To drug or not to drug?
Part of the life of most people who live with depression is, at least in the United States, drug therapy. Although I have had this since I was young (I am pretty sure of it, though it was not diagnosed until I was in my mid-twenties), I was not always on medication for it. Since I was officially diagnosed, though, my various doctors had me on one medication or another – the magic pill theory – and eventually I was also “allowed” a (limited) number of talk therapy sessions each year.
It is amazing, how in the U.S., insurance companies are more interested in providing you with a drug than they are in something like talk therapy, which is actually more effective in helping people. I mean, with one of my plans, I was allowed five sessions, and after that, my therapist had to prove I was making progress but not enough that they would say “okay, she’s better”. She had to play a game in order to help me, which I hated.
No, they wanted me to take the drugs. As a consequence, through trial and error, I have taken nearly every anti-depressant that is out there in the past 15 years, and of course the ones that are pushed are the newer ones, that are still protected by their patent. So I went along with it, changing drugs, changing doses, but never really feeling better. When I was allowed the talk therapy, that started a whole new process – finding a therapist to whom I could talk, with whom I felt comfortable, etc.
Sounds fun, huh?
I have to admit – part of me always hated the fact that I was taking this medication, which I was told I would need for the rest of my life. I did not like the thought of being so dependent on an artificial drug, even if is does supposedly “balance” out your body chemistry. Then a few years ago, I was still in the middle of all of this, and I was laid off. Twice. After that, I had no more health insurance, which means no more medication. I was a little bit worried about how I would react to it – my proverbial security blanket was being taken away – no more medication. I had been on it for so long I did not know what it was like when I was not. Well, I found out.
I’ll admit – it was a tough couple of years, but I attribute that to the fact that I went through umpteen networking meetings, job interviews, etc. and could not find a position (I kept hearing “we decided to go with the other person, who had just a little bit more experience” or found out that they hired internally – why post the job at all???).
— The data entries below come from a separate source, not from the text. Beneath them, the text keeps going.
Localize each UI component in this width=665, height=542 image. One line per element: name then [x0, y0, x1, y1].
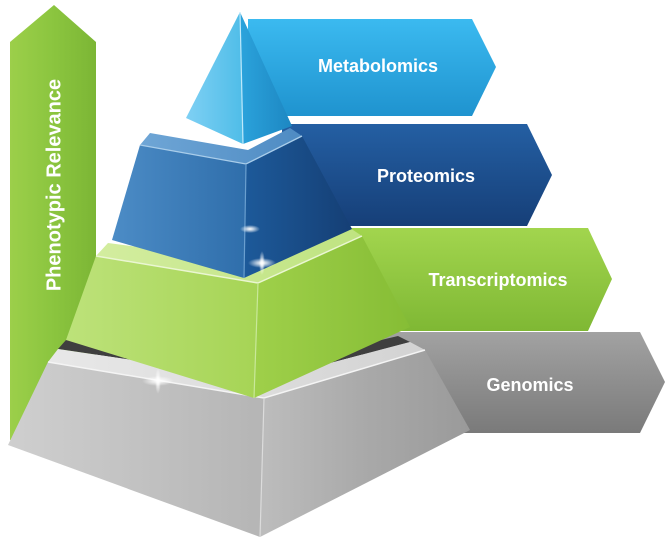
- pyramid-tier-metabolomics: [186, 11, 292, 145]
- pyramid-tier-proteomics: [112, 128, 352, 279]
- transcriptomics-label: Transcriptomics: [428, 270, 567, 290]
- phenotypic-relevance-label: Phenotypic Relevance: [43, 79, 65, 291]
- proteomics-label: Proteomics: [377, 166, 475, 186]
- banner-transcriptomics: Transcriptomics: [340, 228, 612, 331]
- metabolomics-label: Metabolomics: [318, 56, 438, 76]
- sparkle-highlights: [142, 225, 276, 394]
- banner-metabolomics: Metabolomics: [248, 19, 496, 116]
- genomics-label: Genomics: [486, 375, 573, 395]
- banner-proteomics: Proteomics: [282, 124, 552, 226]
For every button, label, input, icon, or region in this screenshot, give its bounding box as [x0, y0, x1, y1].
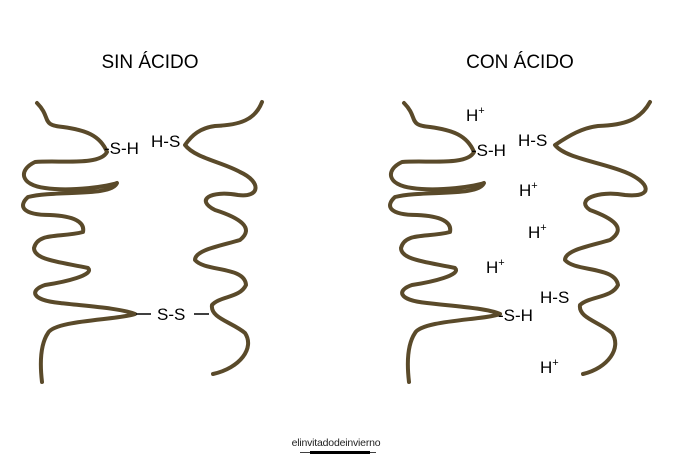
- right-protein-strand: [183, 100, 264, 376]
- panel-with-acid: CON ÁCIDO -S-H H-S -S-H H-S H+ H+ H+ H+ …: [388, 52, 652, 384]
- panel-title-with-acid: CON ÁCIDO: [466, 52, 574, 73]
- right-protein-strand-acid: [553, 100, 652, 376]
- panel-without-acid: SIN ÁCIDO -S-H H-S S-S: [21, 52, 264, 384]
- left-protein-strand: [21, 101, 137, 384]
- left-protein-strand-acid: [388, 101, 502, 384]
- thiol-label-bottom-right: H-S: [540, 288, 569, 307]
- thiol-label-right: H-S: [151, 132, 180, 151]
- proton-label: H+: [528, 222, 547, 242]
- watermark-text: elinvitadodeinvierno: [292, 437, 381, 449]
- proton-label: H+: [519, 180, 538, 200]
- proton-label: H+: [466, 105, 485, 125]
- thiol-label-left: -S-H: [104, 139, 139, 158]
- thiol-label-bottom-left: -S-H: [498, 306, 533, 325]
- proton-label: H+: [486, 257, 505, 277]
- disulfide-bond-label: S-S: [157, 305, 185, 324]
- watermark: elinvitadodeinvierno: [292, 437, 381, 454]
- thiol-label-top-right: H-S: [518, 131, 547, 150]
- panel-title-without-acid: SIN ÁCIDO: [101, 52, 198, 73]
- thiol-label-top-left: -S-H: [471, 141, 506, 160]
- proton-label: H+: [540, 357, 559, 377]
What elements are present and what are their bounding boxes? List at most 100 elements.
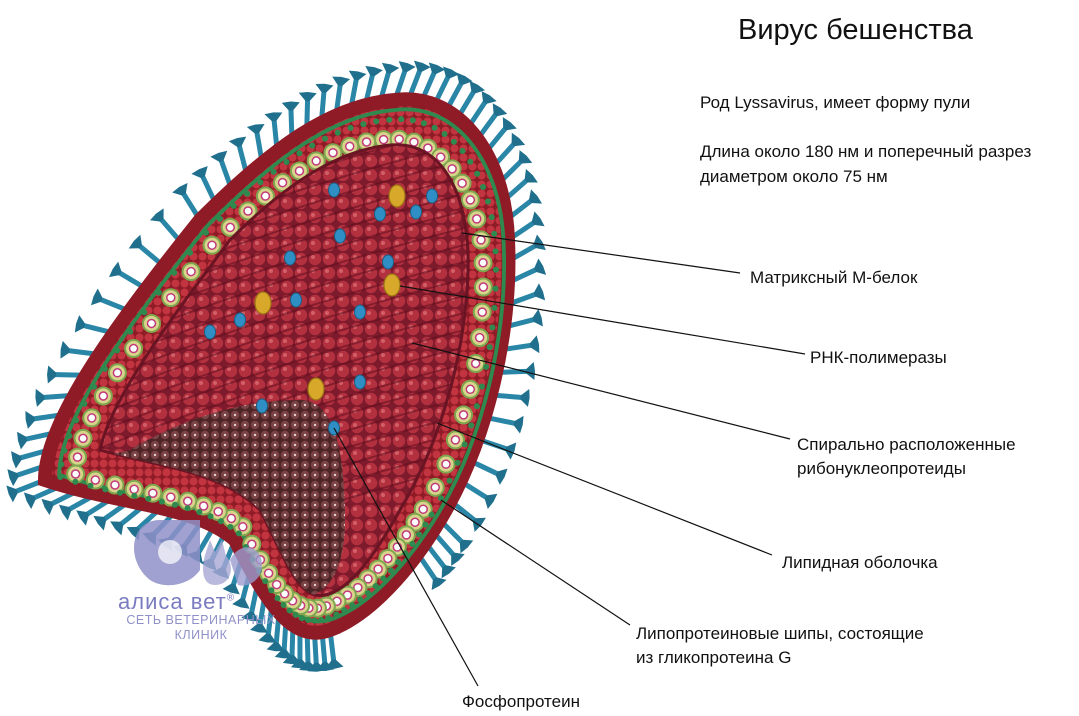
polymerase-bead [384,274,400,296]
envelope-bead [309,142,315,148]
envelope-bead [493,286,499,292]
envelope-bead [66,433,72,439]
spike-head [7,469,18,486]
envelope-bead [380,576,386,582]
spike-head [17,432,27,450]
spike-head [399,61,416,72]
envelope-bead [357,597,363,603]
envelope-bead [57,474,63,480]
spike-head [25,411,35,429]
matrix-ring-center [74,453,82,461]
envelope-bead [141,309,147,315]
envelope-bead [91,384,97,390]
envelope-bead [373,583,379,589]
matrix-ring-center [88,414,96,422]
matrix-ring-center [476,334,484,342]
matrix-ring-center [384,554,392,562]
matrix-ring-center [479,283,487,291]
envelope-bead [87,483,93,489]
envelope-bead [429,512,435,518]
envelope-bead [422,522,428,528]
envelope-bead [487,344,493,350]
envelope-bead [386,117,392,123]
matrix-ring-center [130,485,138,493]
leader-line [441,500,630,625]
phosphoprotein-dot [427,189,438,203]
spike-head [6,485,17,502]
matrix-ring-center [478,308,486,316]
matrix-ring-center [472,359,480,367]
matrix-ring-center [460,411,468,419]
phosphoprotein-dot [411,205,422,219]
envelope-bead [485,198,491,204]
spike-head [532,309,542,326]
spike-head [47,365,56,383]
envelope-bead [468,422,474,428]
phosphoprotein-dot [335,229,346,243]
envelope-bead [341,607,347,613]
spike-head [129,235,142,249]
envelope-bead [244,191,250,197]
spike-head [332,77,350,86]
spike-head [264,112,282,121]
matrix-ring-center [395,135,403,143]
matrix-ring-center [477,236,485,244]
envelope-bead [432,125,438,131]
envelope-bead [395,559,401,565]
envelope-bead [172,502,178,508]
spike-head [533,234,545,250]
spike-head [530,335,540,353]
matrix-ring-center [167,294,175,302]
spike-head [442,565,456,578]
spike-head [109,262,121,277]
spike-head [429,62,445,74]
spike-head [514,416,524,434]
matrix-ring-center [239,523,247,531]
envelope-bead [416,531,422,537]
phosphoprotein-dot [291,293,302,307]
spike-head [470,81,485,94]
spike-head [482,91,497,104]
envelope-bead [187,250,193,256]
envelope-bead [275,595,281,601]
envelope-bead [398,116,404,122]
envelope-bead [483,364,489,370]
label-lipoprotein-spikes: Липопротеиновые шипы, состоящие из глико… [636,622,924,670]
envelope-bead [348,125,354,131]
spike-head [24,493,36,509]
envelope-bead [131,493,137,499]
matrix-ring-center [312,157,320,165]
envelope-bead [410,117,416,123]
spike-head [11,451,22,468]
spike-head [365,66,383,76]
matrix-ring-center [214,508,222,516]
spike-head [525,169,538,183]
logo-subtitle: СЕТЬ ВЕТЕРИНАРНЫХ КЛИНИК [101,613,301,643]
spike-head [60,341,69,359]
matrix-ring-center [380,136,388,144]
envelope-bead [102,366,108,372]
envelope-bead [335,130,341,136]
phosphoprotein-dot [375,207,386,221]
matrix-ring-center [363,138,371,146]
spike-head [110,521,123,535]
envelope-bead [196,509,202,515]
envelope-bead [61,448,67,454]
matrix-ring-center [295,167,303,175]
spike-head [519,150,532,163]
matrix-ring-center [473,215,481,223]
leader-line [437,423,772,555]
matrix-ring-center [466,196,474,204]
envelope-bead [284,159,290,165]
envelope-bead [489,214,495,220]
matrix-ring-center [244,207,252,215]
spike-head [229,137,246,148]
phosphoprotein-dot [355,375,366,389]
envelope-bead [479,384,485,390]
envelope-bead [325,615,331,621]
matrix-ring-center [437,153,445,161]
envelope-bead [185,505,191,511]
matrix-ring-center [72,470,80,478]
matrix-ring-center [208,241,216,249]
matrix-ring-center [91,476,99,484]
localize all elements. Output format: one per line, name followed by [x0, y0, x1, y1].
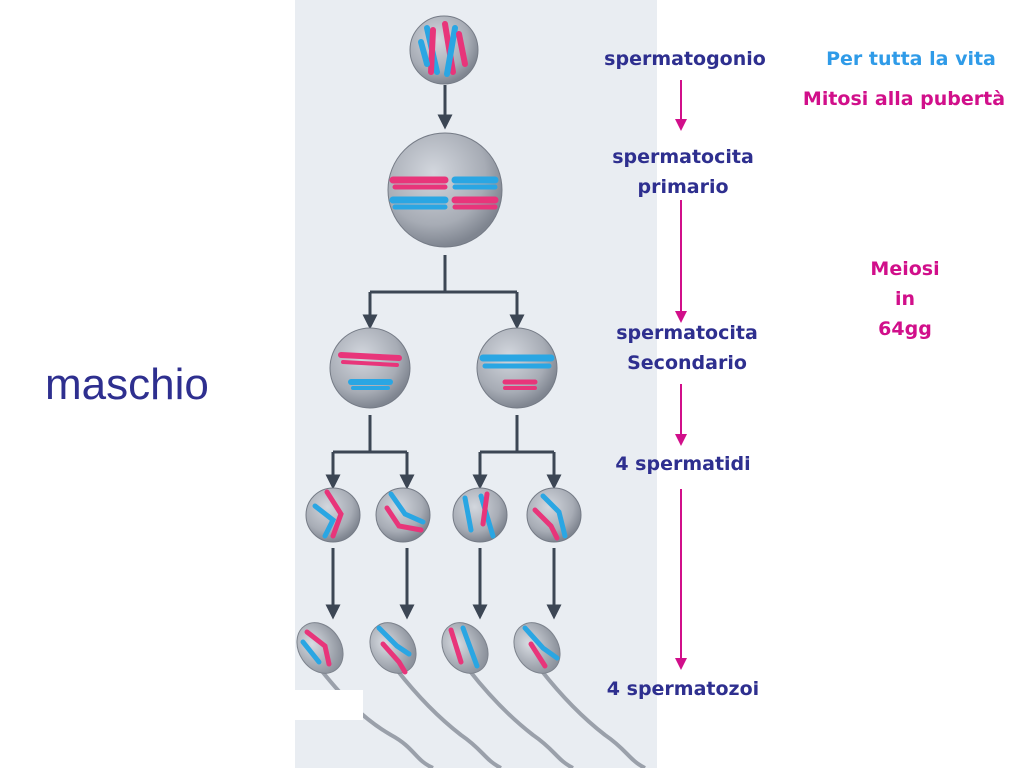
stage-label-spermatocita-secondario: spermatocita Secondario: [616, 322, 758, 374]
spermatogenesis-diagram: [295, 15, 646, 768]
spermatocita-secondario-right-cell: [476, 327, 558, 409]
lineage-connectors: [325, 85, 562, 620]
spermatid-2-cell: [375, 487, 431, 543]
spermatocita-secondario-left-cell: [329, 327, 411, 409]
spermatid-4-cell: [526, 487, 582, 543]
stage-label-spermatogonio: spermatogonio: [604, 48, 766, 70]
spermatozoon-1: [296, 622, 434, 768]
note-per-tutta-la-vita: Per tutta la vita: [826, 48, 996, 70]
note-mitosi-pubertà: Mitosi alla pubertà: [802, 88, 1006, 110]
slide-title: maschio: [45, 360, 209, 409]
spermatogonio-cell: [409, 15, 479, 85]
spermatid-3-cell: [452, 487, 508, 543]
spermatocita-primario-cell: [387, 132, 503, 248]
note-meiosi-64gg: Meiosi in 64gg: [870, 258, 940, 340]
stage-label-spermatidi: 4 spermatidi: [615, 453, 751, 475]
spermatozoon-2: [369, 622, 502, 768]
spermatid-1-cell: [305, 487, 361, 543]
spermatozoon-4: [513, 622, 646, 768]
stage-label-spermatocita-primario: spermatocita primario: [612, 146, 754, 198]
spermatozoon-3: [441, 622, 574, 768]
white-patch: [295, 690, 363, 720]
spermatogenesis-diagram-panel: [295, 0, 657, 768]
stage-label-spermatozoi: 4 spermatozoi: [606, 678, 760, 700]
The economy sucked long before the housing market “crash” in late 2007 and subsequent pains that we are still experiencing. As far as the being off medication, well, that was actually beneficial, I believe. My crutch was gone – the crutch that was not that helpful anyway. I was more clear-headed in general. I had emotions again – real emotions, not muted ones like I had on the medication. They were not always pleasant, but they were real.
I also did a great deal of self-analysis, self-reflection, and the like and got to know myself a whole lot better than I had previously allowed. I got to know the good and not so good parts of me, and had to learn to accept them (work in progress – I am always trying to improve). I realized some things about my life that I liked, and others that I did not, and decided to live more true to myself. Benefit to all the time unemployed, I guess, personal growth if you are open to it.
Then I came to Ukraine and of course, have gone through some dark times here – everyone does, even the people with the most outgoing and “sunny” dispositions. I was doing pretty well in general, though, I thought. Last fall, after having a terrible few months (extenuating circumstances), I spoke with the counselor, who recommended that I go back on anti-depressants. Okay, I said – here is what I was on most recently in the U.S. Well, said they, that is not available in Ukraine – we need to get approval to order that from the United States. I said fine, thinking that would pretty much be the end of things.
In February, I was told that the medication had arrived, and that I could start taking it. When I asked what the dosage was, and heard the answer, I laughed out loud at the doctor. With a puzzled look, he asked me what was so funny. I told him that when I had most recently been on the medication, my dose was nearly ten times the one they wanted to give me, and that I did not really see what impact such a small dose would have on me. But I agreed to take it anyway.
Now I am having second thoughts. I mean, sure, I have had some hard times but in relying less on medication over the past few years, I have learned to rely on other means of getting through a dark time. I also, after starting to take the low dose, noticed that I seemed to feel worse rather than better. So I wonder – how effective is this medication, really? Is such a low dose doing me more “harm” than good? Has my body chemistry changed, so the medication is no longer effective? Do I really want to get back into this cycle?
Whatever the answer to some of the other questions, the answer to the last one is “no”. I don’t want to get back into that pattern and to think that I need medication to help me through the day. Having ups and downs is normal – perhaps I have more downs than others, and they are darker times than other people have, which people, in general, don’t understand. But that is part of what makes me human, after all.
So I ponder how to tell the doctors that I don’t want to take the medication, thank you for ordering it for me. Should I keep it as a “just in case” for when I REALLY feel bad? Would it really help? I don’t know. But I like not relying on medication. I like the fact that the only pills I take every day are vitamins, and that is because I want to take them. My emotions may not always be happy ones, but they are mine, and they are genuine. Just like me.